Among the participants in the conference were two Jayhawks, graduates of the Film and Media Studies Depart. MICHELLE WINN and BRIAN BARTELT. Michelle is working at Disney in the Restoration and Preservation Department. She is pictured here with the director of the department, Theo Gluck. She graduated with an FMS degree in 2003. Brian graduated in 2001 with a BGS degree in Film Studies and is working at Post Haste Sound, which is currently working on the Bing Crosby Sound Restoration Project . Brian participated in hosting FMS seniors as part of the @4hollywoodhawks 2014 #CareerWeek. He is pictured here with the original Dictaphone equipment used by Bing Crosby.

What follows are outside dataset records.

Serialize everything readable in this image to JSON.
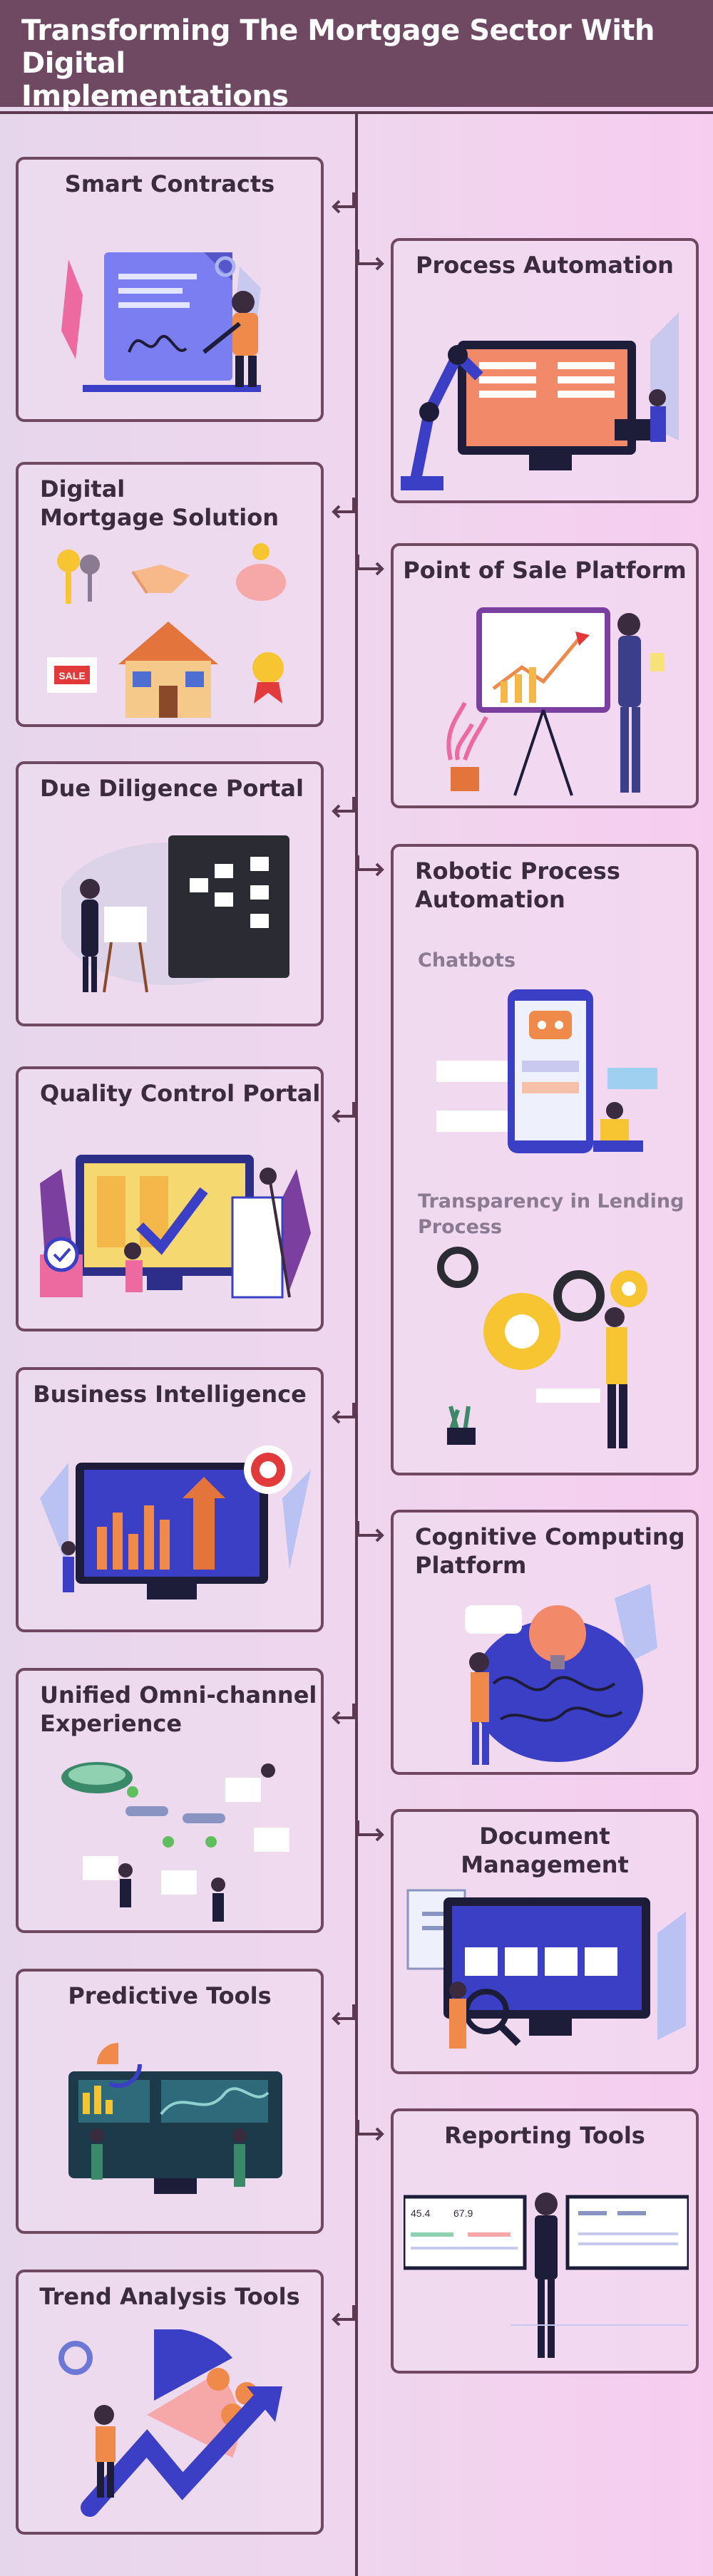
{
  "header": {
    "title_line1": "Transforming The Mortgage Sector With Digital",
    "title_line2": "Implementations"
  },
  "left_cards": {
    "smart_contracts": "Smart Contracts",
    "digital_mortgage_line1": "Digital",
    "digital_mortgage_line2": "Mortgage Solution",
    "due_diligence": "Due Diligence Portal",
    "quality_control": "Quality Control Portal",
    "business_intelligence": "Business Intelligence",
    "omni_line1": "Unified Omni-channel",
    "omni_line2": "Experience",
    "predictive_tools": "Predictive Tools",
    "trend_analysis": "Trend Analysis Tools"
  },
  "right_cards": {
    "process_automation": "Process Automation",
    "point_of_sale": "Point of Sale Platform",
    "rpa_line1": "Robotic Process",
    "rpa_line2": "Automation",
    "rpa_sub1": "Chatbots",
    "rpa_sub2_line1": "Transparency in Lending",
    "rpa_sub2_line2": "Process",
    "cognitive_line1": "Cognitive Computing",
    "cognitive_line2": "Platform",
    "document_management": "Document Management",
    "reporting_tools": "Reporting Tools"
  },
  "illustration_text": {
    "sale_sign": "SALE",
    "reporting_left": "45.4",
    "reporting_mid": "67.9"
  },
  "colors": {
    "header_bg": "#6f4862",
    "border": "#6f4862",
    "accent_blue": "#3b3fc6",
    "accent_orange": "#f08a4b",
    "accent_yellow": "#f7c531",
    "accent_pink": "#ec6aa0"
  }
}
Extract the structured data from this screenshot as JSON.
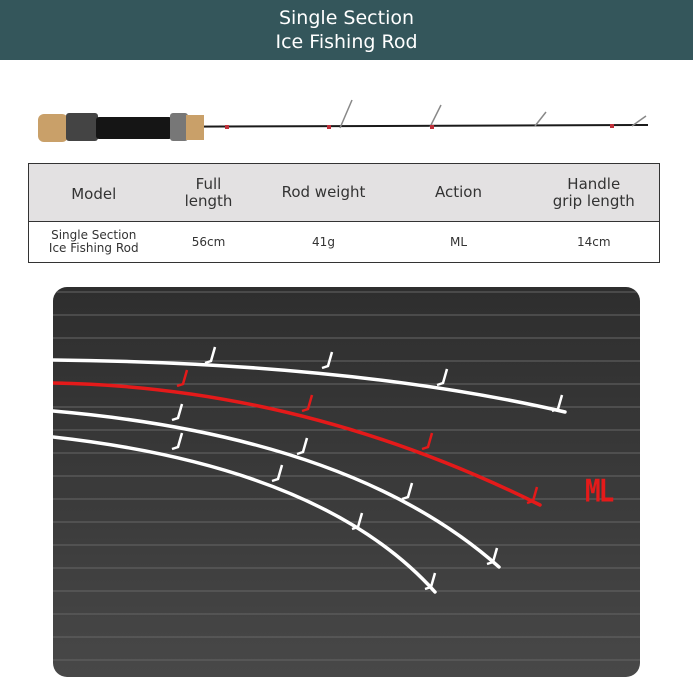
{
  "header": {
    "line1": "Single Section",
    "line2": "Ice Fishing Rod"
  },
  "table": {
    "headers": [
      [
        "Model",
        ""
      ],
      [
        "Full",
        "length"
      ],
      [
        "Rod weight",
        ""
      ],
      [
        "Action",
        ""
      ],
      [
        "Handle",
        "grip length"
      ]
    ],
    "row": {
      "model_line1": "Single Section",
      "model_line2": "Ice Fishing Rod",
      "full_length": "56cm",
      "rod_weight": "41g",
      "action": "ML",
      "handle_grip_length": "14cm"
    }
  },
  "action_chart": {
    "highlight_label": "ML",
    "highlight_color": "#e41a1a",
    "curve_color": "#ffffff"
  },
  "colors": {
    "header_bg": "#34565b",
    "table_header_bg": "#e3e1e2"
  }
}
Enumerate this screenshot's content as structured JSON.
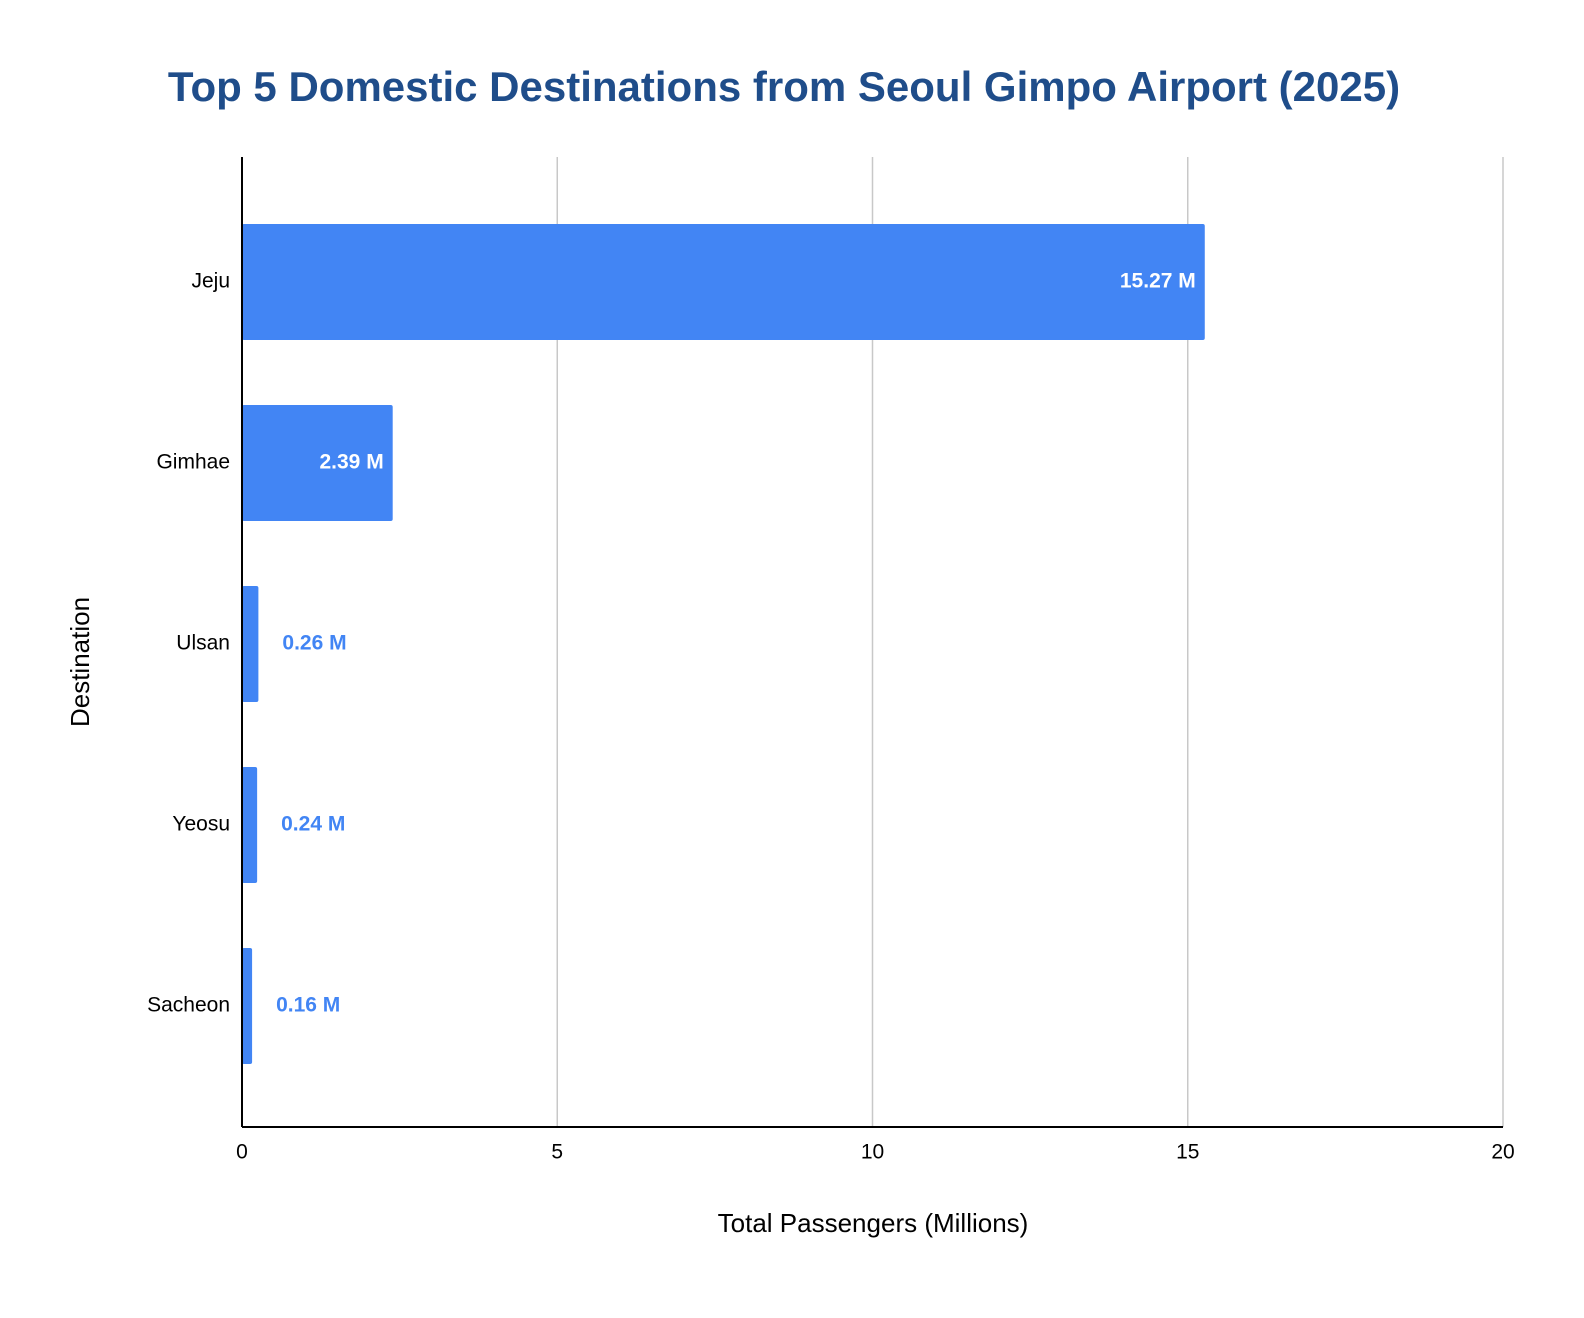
{
  "chart_data": {
    "type": "bar",
    "orientation": "horizontal",
    "title": "Top 5 Domestic Destinations from Seoul Gimpo Airport (2025)",
    "x_label": "Total Passengers (Millions)",
    "y_label": "Destination",
    "categories": [
      "Jeju",
      "Gimhae",
      "Ulsan",
      "Yeosu",
      "Sacheon"
    ],
    "values": [
      15.27,
      2.39,
      0.26,
      0.24,
      0.16
    ],
    "value_labels": [
      "15.27 M",
      "2.39 M",
      "0.26 M",
      "0.24 M",
      "0.16 M"
    ],
    "color": "#4285f4",
    "xlim": [
      0,
      20
    ],
    "xticks": [
      0,
      5,
      10,
      15,
      20
    ],
    "grid": true
  }
}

The screenings throughout the three days brought us dazzling images and crystal-clear sounds that would have been otherwise lost forever. Projects like these are a testament to the vital importance of current digital restorations. To be sure, there are those who linger nostalgically over the good old days of pre-digital restoration processes, where image grain and sound blips were accepted and taken for granted. What the 4K restorations provide, by contrast, are sights and sounds so clean and clear they look better than what was originally shown in theater. The same die-hards who privilege vinyl records lament this sanitization. “When you do the 4K transfer and cleanup of my films,” says film director Jim Jarmusch, “please leave some of the blemishes so I can remember that I shot them on film!”